THE SPACE BETWEEN US
This exhibition is part of an ongoing body of work exploring the dehumanising quality of the city in Western culture, which in turn encourages a feeling of ennui in the individual. Specifically, it focuses on the way in which individuals become alienated from their environment, occupation, and each other, resulting in listlessness, torpor, and apathy. I endeavour to capture the vulnerability of the private moments where this alienation manifests, in the ordinary, banal aspects of everyday life; the encumbrances of routine, the loneliness, and powerlessness weigh on the individual – consciously or unconsciously.

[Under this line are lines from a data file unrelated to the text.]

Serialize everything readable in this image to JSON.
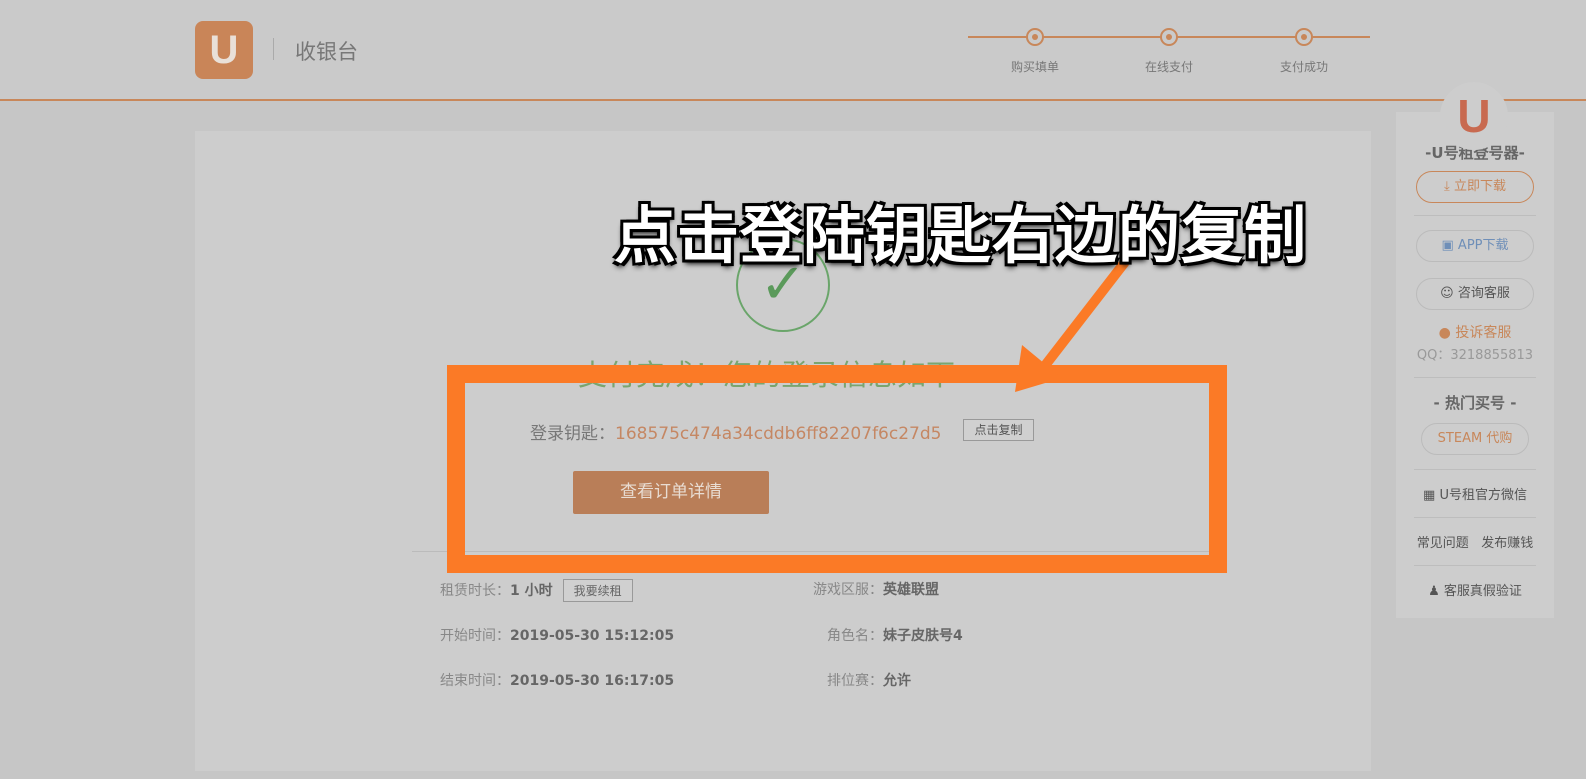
{
  "header": {
    "logo": "U",
    "title": "收银台",
    "steps": [
      "购买填单",
      "在线支付",
      "支付成功"
    ]
  },
  "main": {
    "success_text": "支付完成！您的登录信息如下",
    "key_label": "登录钥匙：",
    "key_value": "168575c474a34cddb6ff82207f6c27d5",
    "copy_button": "点击复制",
    "order_button": "查看订单详情",
    "info": {
      "duration_label": "租赁时长：",
      "duration_value": "1 小时",
      "renew_button": "我要续租",
      "start_label": "开始时间：",
      "start_value": "2019-05-30 15:12:05",
      "end_label": "结束时间：",
      "end_value": "2019-05-30 16:17:05",
      "server_label": "游戏区服：",
      "server_value": "英雄联盟",
      "role_label": "角色名：",
      "role_value": "妹子皮肤号4",
      "rank_label": "排位赛：",
      "rank_value": "允许"
    }
  },
  "annotation": {
    "caption": "点击登陆钥匙右边的复制",
    "color": "#fb7a26"
  },
  "sidebar": {
    "logo": "U",
    "title": "-U号租登号器-",
    "download": "立即下载",
    "app": "APP下载",
    "consult": "咨询客服",
    "complain": "投诉客服",
    "qq": "QQ：3218855813",
    "hot": "- 热门买号 -",
    "steam": "STEAM 代购",
    "wechat": "U号租官方微信",
    "faq": "常见问题",
    "publish": "发布赚钱",
    "verify": "客服真假验证"
  }
}
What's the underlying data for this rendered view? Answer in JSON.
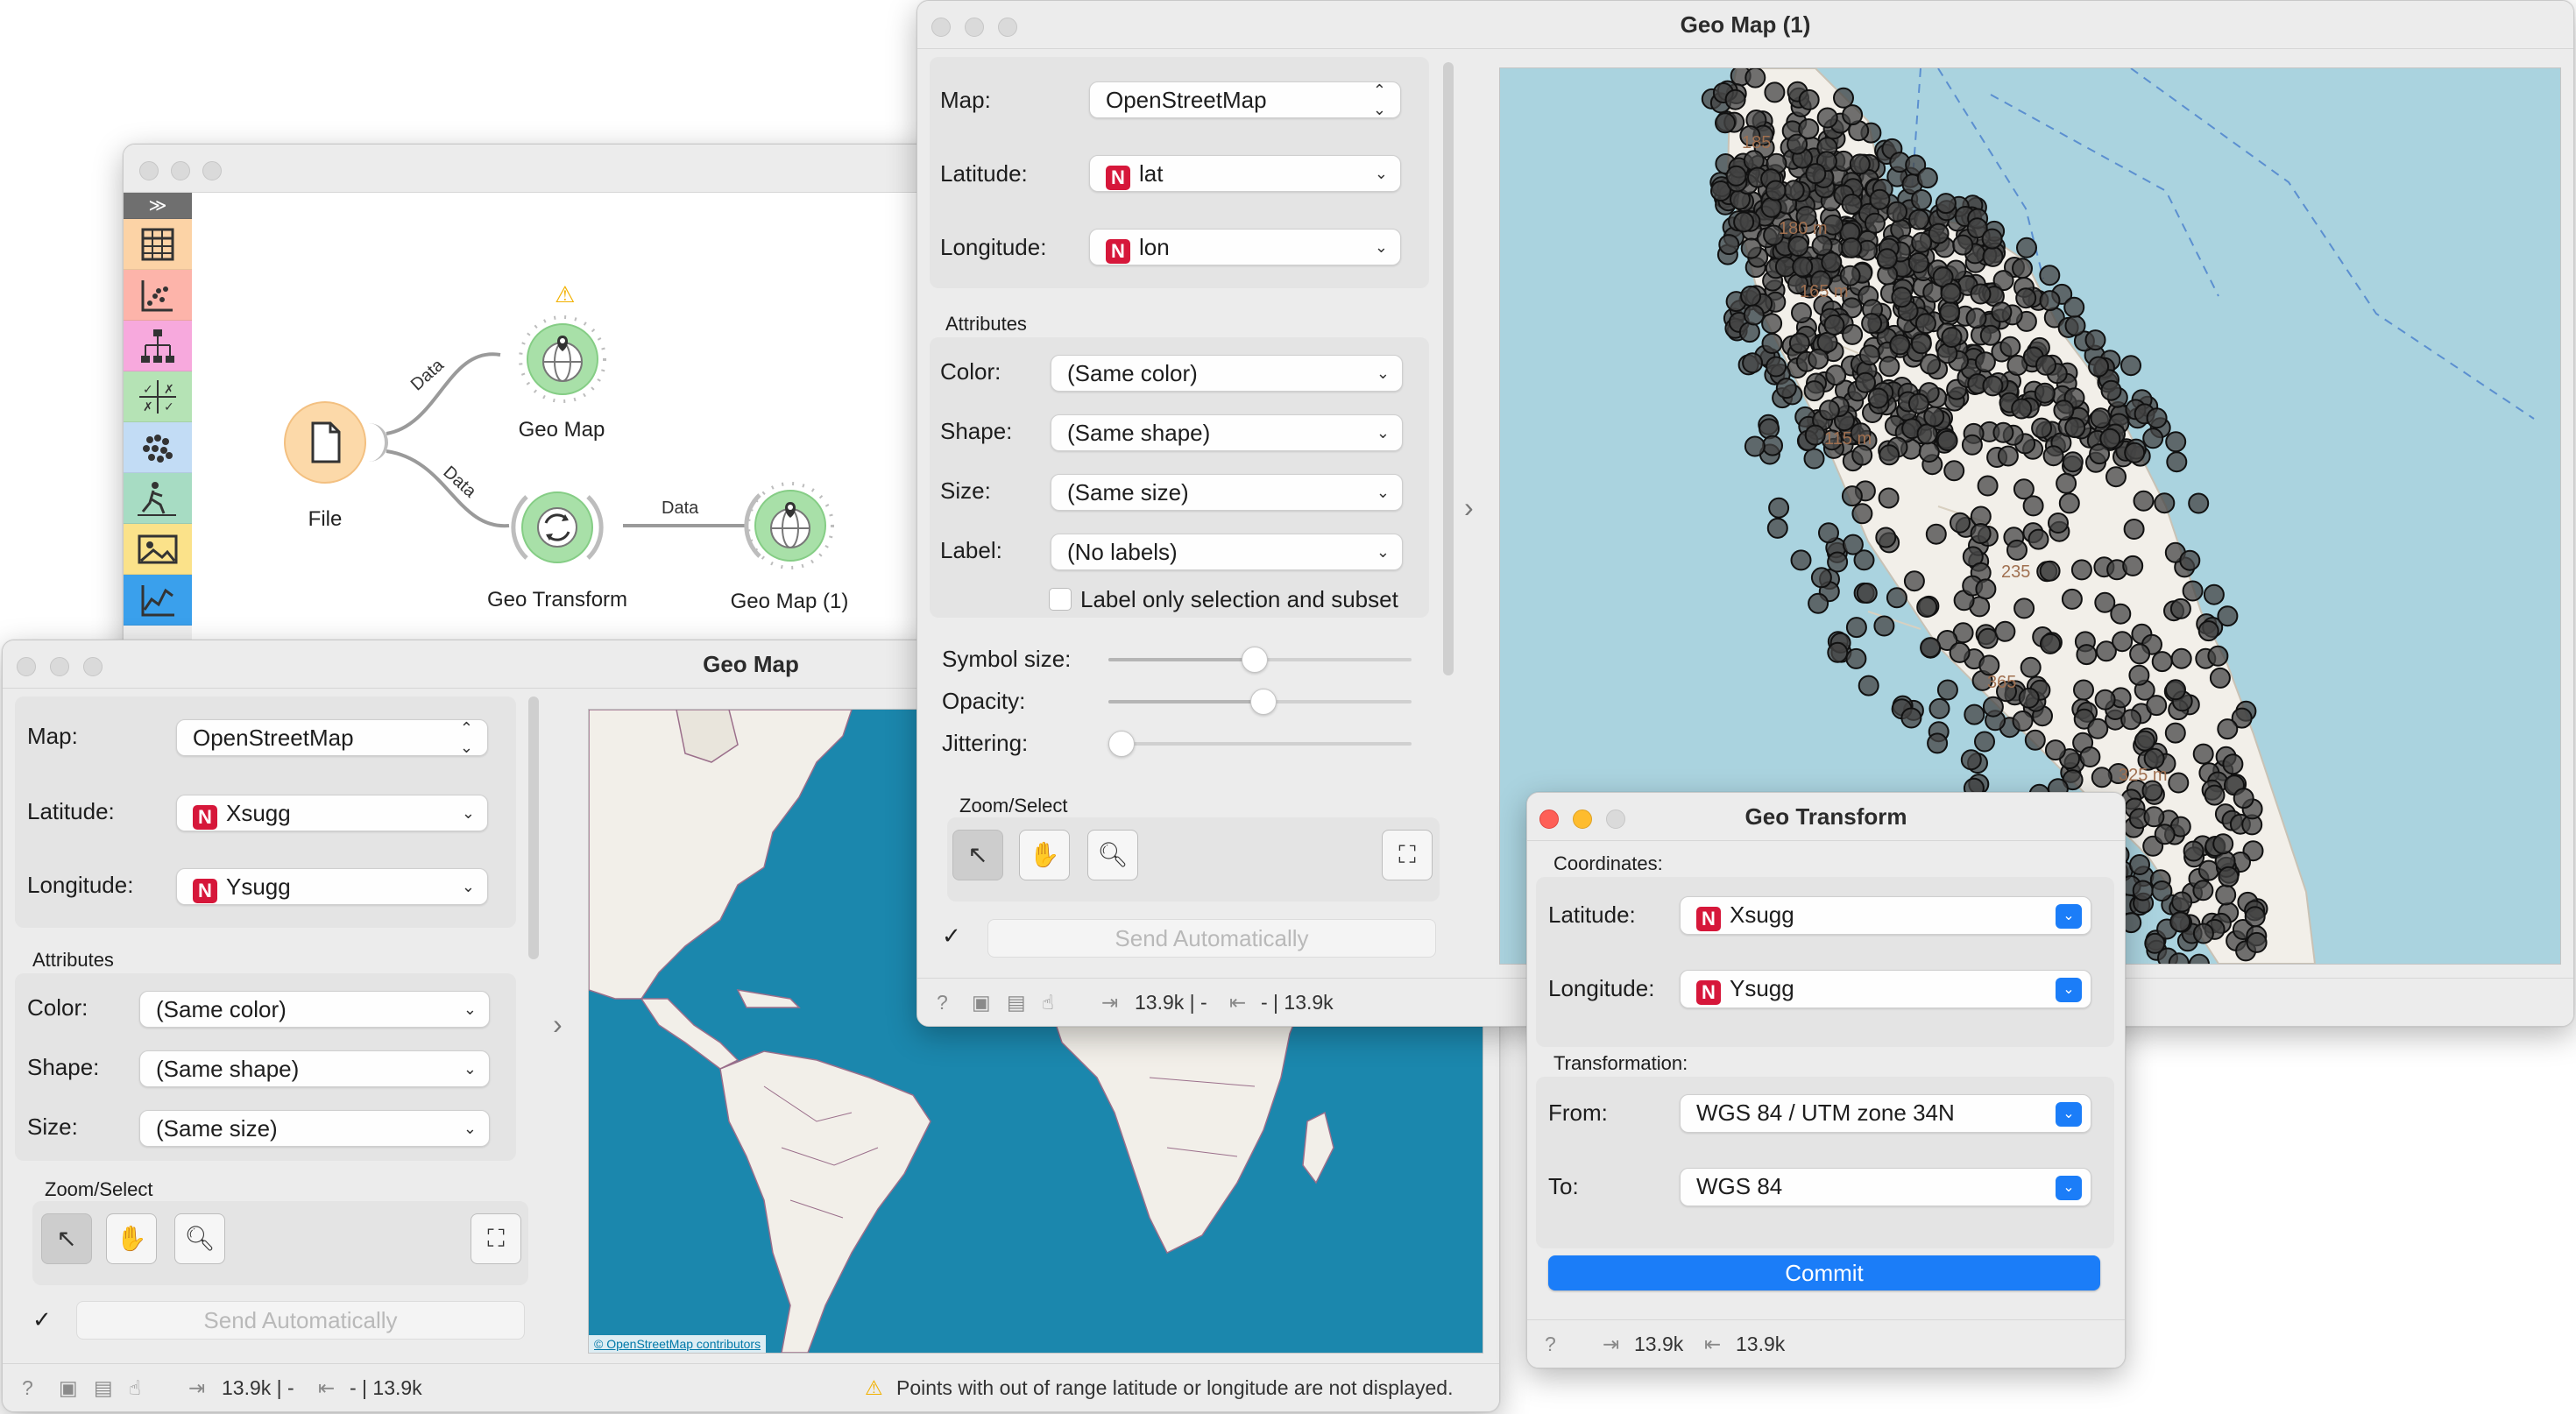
{
  "canvas_window": {
    "nodes": {
      "file": "File",
      "geo_map": "Geo Map",
      "geo_transform": "Geo Transform",
      "geo_map_1": "Geo Map (1)"
    },
    "links": {
      "file_geomap": "Data",
      "file_geotransform": "Data",
      "geotransform_geomap1": "Data"
    },
    "toolbox_expand": "≫"
  },
  "geo_map_window": {
    "title": "Geo Map",
    "map_label": "Map:",
    "map_value": "OpenStreetMap",
    "latitude_label": "Latitude:",
    "latitude_value": "Xsugg",
    "longitude_label": "Longitude:",
    "longitude_value": "Ysugg",
    "attributes_header": "Attributes",
    "color_label": "Color:",
    "color_value": "(Same color)",
    "shape_label": "Shape:",
    "shape_value": "(Same shape)",
    "size_label": "Size:",
    "size_value": "(Same size)",
    "zoom_header": "Zoom/Select",
    "send_auto": "Send Automatically",
    "attribution": "© OpenStreetMap contributors",
    "status_in": "13.9k | -",
    "status_out": "- | 13.9k",
    "warning": "Points with out of range latitude or longitude are not displayed."
  },
  "geo_map1_window": {
    "title": "Geo Map (1)",
    "map_label": "Map:",
    "map_value": "OpenStreetMap",
    "latitude_label": "Latitude:",
    "latitude_value": "lat",
    "longitude_label": "Longitude:",
    "longitude_value": "lon",
    "attributes_header": "Attributes",
    "color_label": "Color:",
    "color_value": "(Same color)",
    "shape_label": "Shape:",
    "shape_value": "(Same shape)",
    "size_label": "Size:",
    "size_value": "(Same size)",
    "label_label": "Label:",
    "label_value": "(No labels)",
    "label_only": "Label only selection and subset",
    "symbol_size": "Symbol size:",
    "symbol_size_level": 0.48,
    "opacity": "Opacity:",
    "opacity_level": 0.51,
    "jittering": "Jittering:",
    "jittering_level": 0.0,
    "zoom_header": "Zoom/Select",
    "send_auto": "Send Automatically",
    "status_in": "13.9k | -",
    "status_out": "- | 13.9k",
    "contours": [
      "185",
      "180 m",
      "165 m",
      "115 m",
      "235",
      "365",
      "325 m"
    ]
  },
  "geo_transform_window": {
    "title": "Geo Transform",
    "coordinates_header": "Coordinates:",
    "latitude_label": "Latitude:",
    "latitude_value": "Xsugg",
    "longitude_label": "Longitude:",
    "longitude_value": "Ysugg",
    "transformation_header": "Transformation:",
    "from_label": "From:",
    "from_value": "WGS 84 / UTM zone 34N",
    "to_label": "To:",
    "to_value": "WGS 84",
    "commit": "Commit",
    "status_in": "13.9k",
    "status_out": "13.9k"
  },
  "colors": {
    "accent": "#1b7df8",
    "ocean": "#aad3df",
    "map_ocean_world": "#1b87ad",
    "land": "#f2efe9",
    "numeric_badge": "#d6173a",
    "node_green": "#a8e0a8",
    "node_orange": "#fcd9a9"
  }
}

The origin of this work comes from observation of the social interactions between people, particularly strangers, in Western cities. Our social structure and the physical infrastructure that supports it seems to be following a trend of increasing disconnection from physical and emotional contact with other individuals – a trend which is likely to increase with the adoption of voice recognition technology, automated systems, and the almost global use of social media. Our opportunities for human interaction unfiltered by any form of interface are decreasing, and the observable outcome is that individuals are becoming progressively more disconnected from one another. There is an ever widening space between us.
A key element of these works, and one that I have adhered to throughout my time at the Queensland College of Art, is one of the emotional over the intellectual. I felt that it was important for work depicting an emotional state to create a response or memory of the same emotional state in the observer, and many of the aesthetic and compositional choices of the works are a conscious move towards that end. The works aimed to create a sense of mono no aware, but instead of the gentle sadness of the transience of ephemera it is a sorrow at the loss of contact; of the decline of touch and engagement with one another.
In this way, the series of work hopes to be both a record of the ennui of our time – in a similar way to the record Duane Hansen or Edward Hopper created of theirs – and a collection of objects that calls to a sense of personal loss, loneliness, or longing in the observer.